Wild Style 40
JUXTAPOZ|Winter 2024
A Defining Film for a Defining Era
Wild Style 40

There are certain films that become outliers for their cult status, films that can be esoteric as well as universally appealing. If searching for an era, city, or cultural convergence to equal the massive historical clout of the late 1970s and early 1980s New York City, one might have to go back to the Lost Generation of Paris in the 1920s. Those years in NYC are pivotal for a myriad of reasons, not all of them art, but to look at the impact of hip-hop, graffiti, punk, break-dancing, club culture, uptown, and downtown colliding is to recognize that moment in history as a sort of BC versus AD of influential expressions. And if you need a film to help anchor the latter stages of the era, Charlie Ahearn’s independent and inventive Wild Style is your visual vocabulary.
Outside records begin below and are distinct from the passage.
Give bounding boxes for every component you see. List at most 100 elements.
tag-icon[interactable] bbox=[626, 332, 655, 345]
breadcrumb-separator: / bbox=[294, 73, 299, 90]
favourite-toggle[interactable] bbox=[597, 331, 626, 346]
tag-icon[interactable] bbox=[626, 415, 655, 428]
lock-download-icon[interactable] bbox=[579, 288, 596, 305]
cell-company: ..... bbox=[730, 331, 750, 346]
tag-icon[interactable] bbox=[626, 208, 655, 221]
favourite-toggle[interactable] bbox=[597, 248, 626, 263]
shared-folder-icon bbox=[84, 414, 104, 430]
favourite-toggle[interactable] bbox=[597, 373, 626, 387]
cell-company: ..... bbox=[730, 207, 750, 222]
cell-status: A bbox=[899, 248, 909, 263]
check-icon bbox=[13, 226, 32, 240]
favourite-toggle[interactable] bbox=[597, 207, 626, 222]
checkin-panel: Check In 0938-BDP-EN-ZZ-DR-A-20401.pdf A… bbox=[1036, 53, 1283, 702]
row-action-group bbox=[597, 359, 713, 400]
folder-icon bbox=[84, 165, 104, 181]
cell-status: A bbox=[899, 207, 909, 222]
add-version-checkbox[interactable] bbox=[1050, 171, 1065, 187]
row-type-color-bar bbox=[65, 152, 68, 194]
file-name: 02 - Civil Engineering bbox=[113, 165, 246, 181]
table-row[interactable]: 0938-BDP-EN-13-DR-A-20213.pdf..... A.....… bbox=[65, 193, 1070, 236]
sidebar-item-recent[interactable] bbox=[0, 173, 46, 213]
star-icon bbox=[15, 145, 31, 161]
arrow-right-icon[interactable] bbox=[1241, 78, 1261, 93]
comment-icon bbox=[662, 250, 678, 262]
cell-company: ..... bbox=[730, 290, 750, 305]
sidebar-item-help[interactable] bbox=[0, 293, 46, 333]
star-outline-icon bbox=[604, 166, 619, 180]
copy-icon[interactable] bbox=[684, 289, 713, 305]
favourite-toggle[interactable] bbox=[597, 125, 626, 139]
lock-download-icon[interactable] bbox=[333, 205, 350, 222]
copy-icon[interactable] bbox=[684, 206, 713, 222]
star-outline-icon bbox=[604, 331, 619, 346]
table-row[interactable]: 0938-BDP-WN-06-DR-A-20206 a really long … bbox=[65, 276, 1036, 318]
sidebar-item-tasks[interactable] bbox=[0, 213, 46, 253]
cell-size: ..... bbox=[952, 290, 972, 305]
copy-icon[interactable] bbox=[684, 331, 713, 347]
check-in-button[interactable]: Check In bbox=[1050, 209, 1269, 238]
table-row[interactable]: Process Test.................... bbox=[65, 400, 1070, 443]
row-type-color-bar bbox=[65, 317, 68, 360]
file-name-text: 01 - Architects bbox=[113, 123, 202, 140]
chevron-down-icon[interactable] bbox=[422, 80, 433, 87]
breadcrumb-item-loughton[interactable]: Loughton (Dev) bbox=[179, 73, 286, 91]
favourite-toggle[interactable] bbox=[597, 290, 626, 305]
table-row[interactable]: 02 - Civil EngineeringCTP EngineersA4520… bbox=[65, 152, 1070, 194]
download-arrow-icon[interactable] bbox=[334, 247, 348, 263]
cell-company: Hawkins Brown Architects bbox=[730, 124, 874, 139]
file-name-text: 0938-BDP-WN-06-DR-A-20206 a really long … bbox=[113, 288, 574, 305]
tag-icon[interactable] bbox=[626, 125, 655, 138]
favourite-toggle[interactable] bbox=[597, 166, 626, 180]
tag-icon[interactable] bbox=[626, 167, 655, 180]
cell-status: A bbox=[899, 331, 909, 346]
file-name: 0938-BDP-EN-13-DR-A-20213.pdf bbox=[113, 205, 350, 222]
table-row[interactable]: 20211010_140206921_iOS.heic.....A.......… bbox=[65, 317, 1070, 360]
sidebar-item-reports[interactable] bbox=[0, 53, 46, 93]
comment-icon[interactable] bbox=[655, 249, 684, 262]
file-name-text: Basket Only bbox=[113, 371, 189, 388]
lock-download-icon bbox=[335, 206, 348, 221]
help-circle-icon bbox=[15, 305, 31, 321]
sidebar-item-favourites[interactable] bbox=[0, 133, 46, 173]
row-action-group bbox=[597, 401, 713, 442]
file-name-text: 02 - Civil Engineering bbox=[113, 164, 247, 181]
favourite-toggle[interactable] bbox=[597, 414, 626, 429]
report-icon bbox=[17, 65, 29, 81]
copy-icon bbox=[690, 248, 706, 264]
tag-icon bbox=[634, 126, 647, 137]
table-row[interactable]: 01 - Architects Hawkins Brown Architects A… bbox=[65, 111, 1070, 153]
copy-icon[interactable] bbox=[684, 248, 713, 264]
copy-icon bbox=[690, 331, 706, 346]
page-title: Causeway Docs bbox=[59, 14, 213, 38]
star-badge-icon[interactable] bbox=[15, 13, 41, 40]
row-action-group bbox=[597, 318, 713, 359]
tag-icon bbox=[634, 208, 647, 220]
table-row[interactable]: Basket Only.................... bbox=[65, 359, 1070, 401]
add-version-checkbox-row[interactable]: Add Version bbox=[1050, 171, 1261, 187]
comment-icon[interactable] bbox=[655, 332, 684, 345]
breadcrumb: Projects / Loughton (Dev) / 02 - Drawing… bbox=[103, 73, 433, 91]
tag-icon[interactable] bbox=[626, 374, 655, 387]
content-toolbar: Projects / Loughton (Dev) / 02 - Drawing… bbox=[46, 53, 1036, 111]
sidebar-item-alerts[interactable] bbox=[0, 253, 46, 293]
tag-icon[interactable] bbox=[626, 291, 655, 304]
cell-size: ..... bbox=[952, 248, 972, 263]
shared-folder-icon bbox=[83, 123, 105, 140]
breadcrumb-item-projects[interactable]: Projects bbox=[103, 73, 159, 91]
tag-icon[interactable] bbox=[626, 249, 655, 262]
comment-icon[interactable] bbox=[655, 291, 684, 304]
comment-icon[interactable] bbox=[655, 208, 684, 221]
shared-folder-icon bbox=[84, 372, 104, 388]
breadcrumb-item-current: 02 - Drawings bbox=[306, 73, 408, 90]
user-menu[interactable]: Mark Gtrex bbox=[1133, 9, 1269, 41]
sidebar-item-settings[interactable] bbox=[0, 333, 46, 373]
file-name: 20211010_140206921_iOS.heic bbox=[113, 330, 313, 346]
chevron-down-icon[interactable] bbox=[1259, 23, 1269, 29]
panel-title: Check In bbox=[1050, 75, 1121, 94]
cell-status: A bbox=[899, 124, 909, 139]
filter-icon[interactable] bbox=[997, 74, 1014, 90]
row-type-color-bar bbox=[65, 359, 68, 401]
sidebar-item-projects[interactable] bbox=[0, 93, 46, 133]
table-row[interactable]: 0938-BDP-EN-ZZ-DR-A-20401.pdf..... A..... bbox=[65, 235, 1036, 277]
Wild Style was not a documentary,” Ahearn told me over email recently. “It had to tell a story, and it had to be real. In the summer of 1980, trains were the cutting edge of modern art, such as FUTURA’s abstract Break car and FAB 5 FREDDY’s Campbell Soup homage to Andy Warhol. Graffiti writers were talking about wildstyle, a highly personalized lettering meant to be hard to decipher, full of sweeping blades and arrows, and the name ‘Wild Style’ seemed to fit the movie like a glove.”